Class SubstringTransformer

  • All Implemented Interfaces:
    IXMLConfigurable, IImporterHandler, IDocumentTransformer

    public class SubstringTransformer
    extends AbstractCharStreamTransformer
    implements IXMLConfigurable

    Keep a substring of the content matching a begin and end character indexes. Useful when you have to truncate long content, or when you know precisely where is located the text to extract in some files.

    The "begin" value is inclusive, while the "end" value is exclusive. Both are optional. When not specified (or a negative value), the index is assumed to be the beginning and end of the content, respectively.

    This class can be used as a pre-parsing (text content-types only) or post-parsing handlers.

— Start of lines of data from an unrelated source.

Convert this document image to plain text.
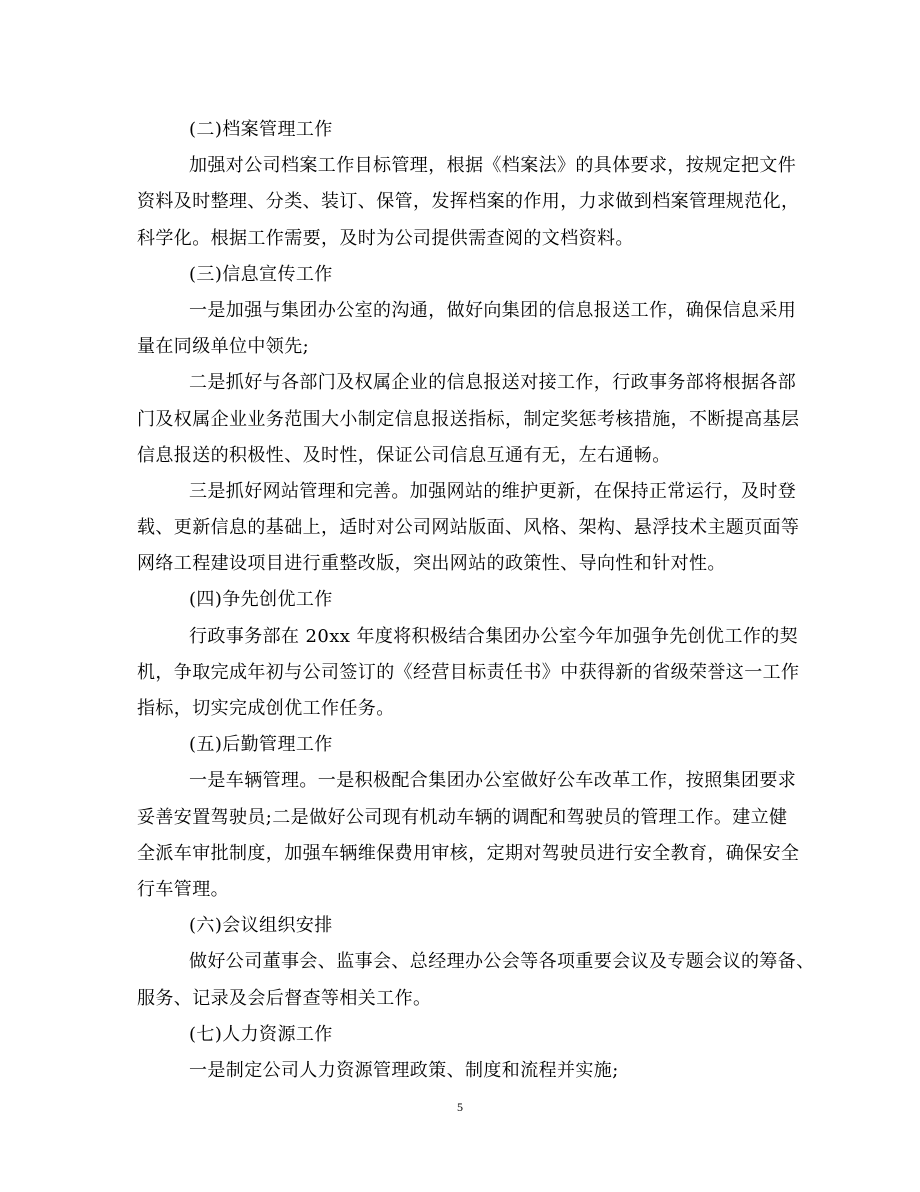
(二)档案管理工作
加强对公司档案工作目标管理，根据《档案法》的具体要求，按规定把文件
资料及时整理、分类、装订、保管，发挥档案的作用，力求做到档案管理规范化，
科学化。根据工作需要，及时为公司提供需查阅的文档资料。
(三)信息宣传工作
一是加强与集团办公室的沟通，做好向集团的信息报送工作，确保信息采用
量在同级单位中领先;
二是抓好与各部门及权属企业的信息报送对接工作，行政事务部将根据各部
门及权属企业业务范围大小制定信息报送指标，制定奖惩考核措施，不断提高基层
信息报送的积极性、及时性，保证公司信息互通有无，左右通畅。
三是抓好网站管理和完善。加强网站的维护更新，在保持正常运行，及时登
载、更新信息的基础上，适时对公司网站版面、风格、架构、悬浮技术主题页面等
网络工程建设项目进行重整改版，突出网站的政策性、导向性和针对性。
(四)争先创优工作
行政事务部在 20xx 年度将积极结合集团办公室今年加强争先创优工作的契
机，争取完成年初与公司签订的《经营目标责任书》中获得新的省级荣誉这一工作
指标，切实完成创优工作任务。
(五)后勤管理工作
一是车辆管理。一是积极配合集团办公室做好公车改革工作，按照集团要求
妥善安置驾驶员;二是做好公司现有机动车辆的调配和驾驶员的管理工作。建立健
全派车审批制度，加强车辆维保费用审核，定期对驾驶员进行安全教育，确保安全
行车管理。
(六)会议组织安排
做好公司董事会、监事会、总经理办公会等各项重要会议及专题会议的筹备、
服务、记录及会后督查等相关工作。
(七)人力资源工作
一是制定公司人力资源管理政策、制度和流程并实施;
5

    XML configuration usage:

    
    <handler
        class="com.norconex.importer.handler.transformer.impl.SubstringTransformer"
        sourceCharset="(character encoding)"
        begin="(number)"
        end="(number)">
      <!-- multiple "restrictTo" tags allowed (only one needs to match) -->
      <restrictTo>
        <fieldMatcher>(field-matching expression)</fieldMatcher>
        <valueMatcher>(value-matching expression)</valueMatcher>
      </restrictTo>
    </handler>

    XML usage example:

    
    <handler
        class="SubstringTransformer"
        end="10000"/>

    The above example truncates long text to be 10,000 characters maximum.

    Since:
    2.7.0
    Author:
    Pascal Essiembre